Reputation: 11240
I'm crawling the following page: http://www.worldfootball.net/all_matches/eng-premier-league-2015-2016/
The first parse goes through and should get all the links with scores as the text. I first loop through all the match rows:
for sel in response.xpath('(//table[@class="standard_tabelle"])[1]/tr'):
And then get the links in the 6th column of the table
matchHref = sel.xpath('.//td[6]/a/@href').extract()
This however returns nothing. I tried the same selector in Chrome (with the addition of 'tbody' between table and tr selector) though and I get results. But, if I try the same selector (without the tbody) in scrapy shell, I only get results from the first response.xpath, while nothing with the following link extraction.
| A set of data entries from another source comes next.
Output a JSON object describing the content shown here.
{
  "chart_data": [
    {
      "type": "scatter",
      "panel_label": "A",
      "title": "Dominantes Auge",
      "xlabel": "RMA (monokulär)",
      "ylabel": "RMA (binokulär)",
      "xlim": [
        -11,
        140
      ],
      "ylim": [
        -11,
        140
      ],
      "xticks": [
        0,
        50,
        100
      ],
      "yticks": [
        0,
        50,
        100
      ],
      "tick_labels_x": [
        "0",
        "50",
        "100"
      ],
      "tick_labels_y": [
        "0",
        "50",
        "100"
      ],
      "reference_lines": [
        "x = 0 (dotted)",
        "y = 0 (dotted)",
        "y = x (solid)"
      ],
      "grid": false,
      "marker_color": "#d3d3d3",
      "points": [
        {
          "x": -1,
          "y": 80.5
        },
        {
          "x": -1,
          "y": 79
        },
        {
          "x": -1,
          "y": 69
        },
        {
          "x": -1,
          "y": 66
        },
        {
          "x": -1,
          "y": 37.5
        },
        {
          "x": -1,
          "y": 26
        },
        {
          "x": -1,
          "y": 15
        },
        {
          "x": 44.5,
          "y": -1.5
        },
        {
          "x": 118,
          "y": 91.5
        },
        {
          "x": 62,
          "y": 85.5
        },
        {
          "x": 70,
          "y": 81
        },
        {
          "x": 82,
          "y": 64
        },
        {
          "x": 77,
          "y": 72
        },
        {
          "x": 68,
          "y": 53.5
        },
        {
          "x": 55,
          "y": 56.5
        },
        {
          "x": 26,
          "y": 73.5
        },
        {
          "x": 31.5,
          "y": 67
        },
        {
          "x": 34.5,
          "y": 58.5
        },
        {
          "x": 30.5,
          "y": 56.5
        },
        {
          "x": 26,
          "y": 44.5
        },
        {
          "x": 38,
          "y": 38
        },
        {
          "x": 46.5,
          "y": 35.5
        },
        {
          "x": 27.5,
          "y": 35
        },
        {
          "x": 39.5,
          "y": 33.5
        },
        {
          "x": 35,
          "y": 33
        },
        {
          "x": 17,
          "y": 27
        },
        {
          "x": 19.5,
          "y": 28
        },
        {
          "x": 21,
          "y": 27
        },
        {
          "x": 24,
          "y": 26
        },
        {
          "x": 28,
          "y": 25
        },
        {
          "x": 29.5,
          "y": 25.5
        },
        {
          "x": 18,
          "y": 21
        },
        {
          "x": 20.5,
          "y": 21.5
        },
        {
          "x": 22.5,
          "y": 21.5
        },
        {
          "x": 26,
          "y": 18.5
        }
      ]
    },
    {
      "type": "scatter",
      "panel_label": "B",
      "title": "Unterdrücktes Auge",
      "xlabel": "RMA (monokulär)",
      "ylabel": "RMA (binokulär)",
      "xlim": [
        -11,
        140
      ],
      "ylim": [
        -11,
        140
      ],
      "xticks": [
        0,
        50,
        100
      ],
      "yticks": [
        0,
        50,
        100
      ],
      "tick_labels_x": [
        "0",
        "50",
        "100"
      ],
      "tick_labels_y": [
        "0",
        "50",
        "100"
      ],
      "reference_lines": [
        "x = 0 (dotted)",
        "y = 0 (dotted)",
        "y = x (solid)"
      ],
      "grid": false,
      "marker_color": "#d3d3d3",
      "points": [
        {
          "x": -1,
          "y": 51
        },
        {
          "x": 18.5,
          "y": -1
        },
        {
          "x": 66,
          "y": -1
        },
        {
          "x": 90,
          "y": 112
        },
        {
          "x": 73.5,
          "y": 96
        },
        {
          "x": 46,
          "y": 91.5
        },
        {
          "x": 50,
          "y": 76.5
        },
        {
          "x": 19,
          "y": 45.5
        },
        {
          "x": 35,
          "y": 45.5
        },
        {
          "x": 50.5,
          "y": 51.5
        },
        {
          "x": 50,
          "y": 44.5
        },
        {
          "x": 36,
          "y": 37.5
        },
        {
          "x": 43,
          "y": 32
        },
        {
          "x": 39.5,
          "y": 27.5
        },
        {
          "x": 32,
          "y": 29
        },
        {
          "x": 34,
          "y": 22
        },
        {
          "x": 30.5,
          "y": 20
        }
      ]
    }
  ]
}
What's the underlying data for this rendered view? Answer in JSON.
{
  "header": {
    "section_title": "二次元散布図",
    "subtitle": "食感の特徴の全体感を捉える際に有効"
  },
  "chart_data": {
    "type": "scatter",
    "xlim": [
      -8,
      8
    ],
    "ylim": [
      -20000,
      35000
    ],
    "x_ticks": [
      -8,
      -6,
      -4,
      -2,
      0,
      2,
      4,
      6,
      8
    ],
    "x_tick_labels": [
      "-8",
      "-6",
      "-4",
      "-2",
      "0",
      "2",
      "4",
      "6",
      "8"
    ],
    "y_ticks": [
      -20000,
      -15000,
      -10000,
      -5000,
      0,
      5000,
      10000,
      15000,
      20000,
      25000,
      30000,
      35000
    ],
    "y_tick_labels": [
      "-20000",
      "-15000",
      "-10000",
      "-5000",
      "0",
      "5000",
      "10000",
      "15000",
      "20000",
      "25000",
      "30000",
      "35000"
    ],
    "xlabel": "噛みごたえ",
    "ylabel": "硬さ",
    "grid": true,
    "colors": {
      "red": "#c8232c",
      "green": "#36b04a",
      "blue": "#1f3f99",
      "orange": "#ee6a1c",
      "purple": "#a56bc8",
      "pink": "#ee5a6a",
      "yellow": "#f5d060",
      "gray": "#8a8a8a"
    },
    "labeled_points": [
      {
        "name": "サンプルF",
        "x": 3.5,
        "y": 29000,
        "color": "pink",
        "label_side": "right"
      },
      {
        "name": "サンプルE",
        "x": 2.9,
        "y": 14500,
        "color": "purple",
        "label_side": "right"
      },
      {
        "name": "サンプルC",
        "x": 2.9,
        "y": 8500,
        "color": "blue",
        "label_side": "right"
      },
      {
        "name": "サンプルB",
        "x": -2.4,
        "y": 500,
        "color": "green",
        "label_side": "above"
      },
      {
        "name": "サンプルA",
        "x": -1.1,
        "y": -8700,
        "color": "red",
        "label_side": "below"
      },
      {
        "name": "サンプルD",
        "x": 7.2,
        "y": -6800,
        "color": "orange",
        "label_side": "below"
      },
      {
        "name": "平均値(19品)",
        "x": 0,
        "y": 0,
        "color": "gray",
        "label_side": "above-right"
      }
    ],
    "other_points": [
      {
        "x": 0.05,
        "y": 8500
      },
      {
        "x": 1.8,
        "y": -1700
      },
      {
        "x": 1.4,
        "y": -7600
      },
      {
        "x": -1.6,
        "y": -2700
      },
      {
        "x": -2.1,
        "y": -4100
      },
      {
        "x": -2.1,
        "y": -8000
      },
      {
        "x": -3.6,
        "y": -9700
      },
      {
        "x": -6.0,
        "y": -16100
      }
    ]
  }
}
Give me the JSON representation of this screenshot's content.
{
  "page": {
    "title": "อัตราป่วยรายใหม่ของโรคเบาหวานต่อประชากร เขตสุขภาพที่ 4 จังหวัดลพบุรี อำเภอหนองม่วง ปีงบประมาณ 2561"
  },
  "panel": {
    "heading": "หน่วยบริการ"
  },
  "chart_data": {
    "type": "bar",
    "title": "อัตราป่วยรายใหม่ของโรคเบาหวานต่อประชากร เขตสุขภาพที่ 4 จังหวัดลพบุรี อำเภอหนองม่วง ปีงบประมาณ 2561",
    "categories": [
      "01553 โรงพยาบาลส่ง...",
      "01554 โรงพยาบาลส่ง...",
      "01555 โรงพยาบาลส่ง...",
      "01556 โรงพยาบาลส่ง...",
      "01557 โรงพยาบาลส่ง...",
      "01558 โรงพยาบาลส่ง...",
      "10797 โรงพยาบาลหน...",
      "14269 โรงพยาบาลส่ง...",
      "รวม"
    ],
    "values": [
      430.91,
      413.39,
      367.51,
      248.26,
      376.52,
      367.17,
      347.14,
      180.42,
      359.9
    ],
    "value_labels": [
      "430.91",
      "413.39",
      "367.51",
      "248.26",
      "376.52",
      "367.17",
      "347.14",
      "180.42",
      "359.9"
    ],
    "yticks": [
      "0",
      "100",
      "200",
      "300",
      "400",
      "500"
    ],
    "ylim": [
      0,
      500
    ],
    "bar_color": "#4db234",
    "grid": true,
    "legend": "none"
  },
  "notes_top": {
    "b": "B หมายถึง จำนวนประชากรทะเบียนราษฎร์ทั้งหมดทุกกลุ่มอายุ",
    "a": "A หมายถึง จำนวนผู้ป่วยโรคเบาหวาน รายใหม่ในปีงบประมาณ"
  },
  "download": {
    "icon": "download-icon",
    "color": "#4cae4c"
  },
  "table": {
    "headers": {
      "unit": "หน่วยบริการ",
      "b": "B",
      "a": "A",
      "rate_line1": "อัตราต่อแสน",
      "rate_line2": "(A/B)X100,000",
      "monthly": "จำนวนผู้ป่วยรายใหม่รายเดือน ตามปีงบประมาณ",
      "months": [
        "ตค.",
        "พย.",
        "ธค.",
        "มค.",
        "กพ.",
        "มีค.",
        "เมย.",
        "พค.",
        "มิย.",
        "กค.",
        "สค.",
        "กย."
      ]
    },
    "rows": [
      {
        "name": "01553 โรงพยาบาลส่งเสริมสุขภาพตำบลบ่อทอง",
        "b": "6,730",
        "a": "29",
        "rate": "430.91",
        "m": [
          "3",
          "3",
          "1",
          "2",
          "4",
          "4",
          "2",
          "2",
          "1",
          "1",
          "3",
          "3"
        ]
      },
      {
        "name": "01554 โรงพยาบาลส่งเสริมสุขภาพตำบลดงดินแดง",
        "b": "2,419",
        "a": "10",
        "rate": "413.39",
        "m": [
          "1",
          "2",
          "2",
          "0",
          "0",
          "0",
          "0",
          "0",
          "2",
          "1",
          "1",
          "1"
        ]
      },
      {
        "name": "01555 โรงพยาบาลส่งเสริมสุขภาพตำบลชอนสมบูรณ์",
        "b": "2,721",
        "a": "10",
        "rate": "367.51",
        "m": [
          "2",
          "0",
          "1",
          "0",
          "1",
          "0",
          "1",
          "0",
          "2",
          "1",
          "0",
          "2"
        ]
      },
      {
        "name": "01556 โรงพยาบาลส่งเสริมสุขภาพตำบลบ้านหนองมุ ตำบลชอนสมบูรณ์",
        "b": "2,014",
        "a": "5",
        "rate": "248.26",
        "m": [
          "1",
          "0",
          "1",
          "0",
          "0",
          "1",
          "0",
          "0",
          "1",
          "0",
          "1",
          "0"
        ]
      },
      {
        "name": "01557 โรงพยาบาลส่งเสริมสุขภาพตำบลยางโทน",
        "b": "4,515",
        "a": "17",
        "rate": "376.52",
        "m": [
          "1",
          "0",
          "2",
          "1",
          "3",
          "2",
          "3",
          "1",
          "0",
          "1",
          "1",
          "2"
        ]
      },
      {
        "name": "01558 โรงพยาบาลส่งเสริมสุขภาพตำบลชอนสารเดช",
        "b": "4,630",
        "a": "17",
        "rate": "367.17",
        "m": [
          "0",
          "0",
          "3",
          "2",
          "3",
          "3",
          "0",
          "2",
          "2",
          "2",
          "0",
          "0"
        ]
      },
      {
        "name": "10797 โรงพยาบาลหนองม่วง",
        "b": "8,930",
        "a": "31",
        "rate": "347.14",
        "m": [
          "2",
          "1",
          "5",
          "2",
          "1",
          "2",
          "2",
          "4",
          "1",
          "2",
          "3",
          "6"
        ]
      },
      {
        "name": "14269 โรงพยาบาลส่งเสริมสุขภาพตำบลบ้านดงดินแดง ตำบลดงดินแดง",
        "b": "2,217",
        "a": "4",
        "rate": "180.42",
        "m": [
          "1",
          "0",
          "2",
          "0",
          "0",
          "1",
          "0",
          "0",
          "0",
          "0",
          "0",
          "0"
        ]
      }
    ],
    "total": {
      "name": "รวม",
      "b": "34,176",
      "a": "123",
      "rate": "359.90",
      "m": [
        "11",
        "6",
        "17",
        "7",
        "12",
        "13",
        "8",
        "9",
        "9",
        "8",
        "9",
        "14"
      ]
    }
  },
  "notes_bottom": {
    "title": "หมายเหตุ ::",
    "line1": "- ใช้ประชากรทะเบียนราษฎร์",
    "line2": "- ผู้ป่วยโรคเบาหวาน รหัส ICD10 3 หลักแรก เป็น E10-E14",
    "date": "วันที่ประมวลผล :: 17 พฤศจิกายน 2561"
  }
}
I've done a handful of these loops before but this simple thing has me stumped. Is there a better way to debug this? Here is some shell output where I just try and simplify my second selection to just select any td
In [36]: for sel in response.xpath('(//table[@class="standard_tabelle"])[1]/tr'):
....: sel.xpath('.//td')
....:
Nothing. Ideas?
Upvotes: 1
Views: 496
Reputation: 473763
What I would do is to use the fact that these links in the 6th column contain the report
in the href
attribute value. Demo from the shell:
$ scrapy shell "http://www.worldfootball.net/all_matches/eng-premier-league-2015-2016/"
>>> for row in response.xpath('(//table[@class="standard_tabelle"])[1]/tr[not(th)]'):
... print(row.xpath(".//a[contains(@href, 'report')]/@href").extract_first())
...
/report/premier-league-2015-2016-manchester-united-tottenham-hotspur/
/report/premier-league-2015-2016-afc-bournemouth-aston-villa/
/report/premier-league-2015-2016-everton-fc-watford-fc/
...
/report/premier-league-2015-2016-stoke-city-west-ham-united/
/report/premier-league-2015-2016-swansea-city-manchester-city/
/report/premier-league-2015-2016-watford-fc-sunderland-afc/
/report/premier-league-2015-2016-west-bromwich-albion-liverpool-fc/
Also note this part: tr[not(th)]
- this helps to skip header rows with no relevant links.
Upvotes: 1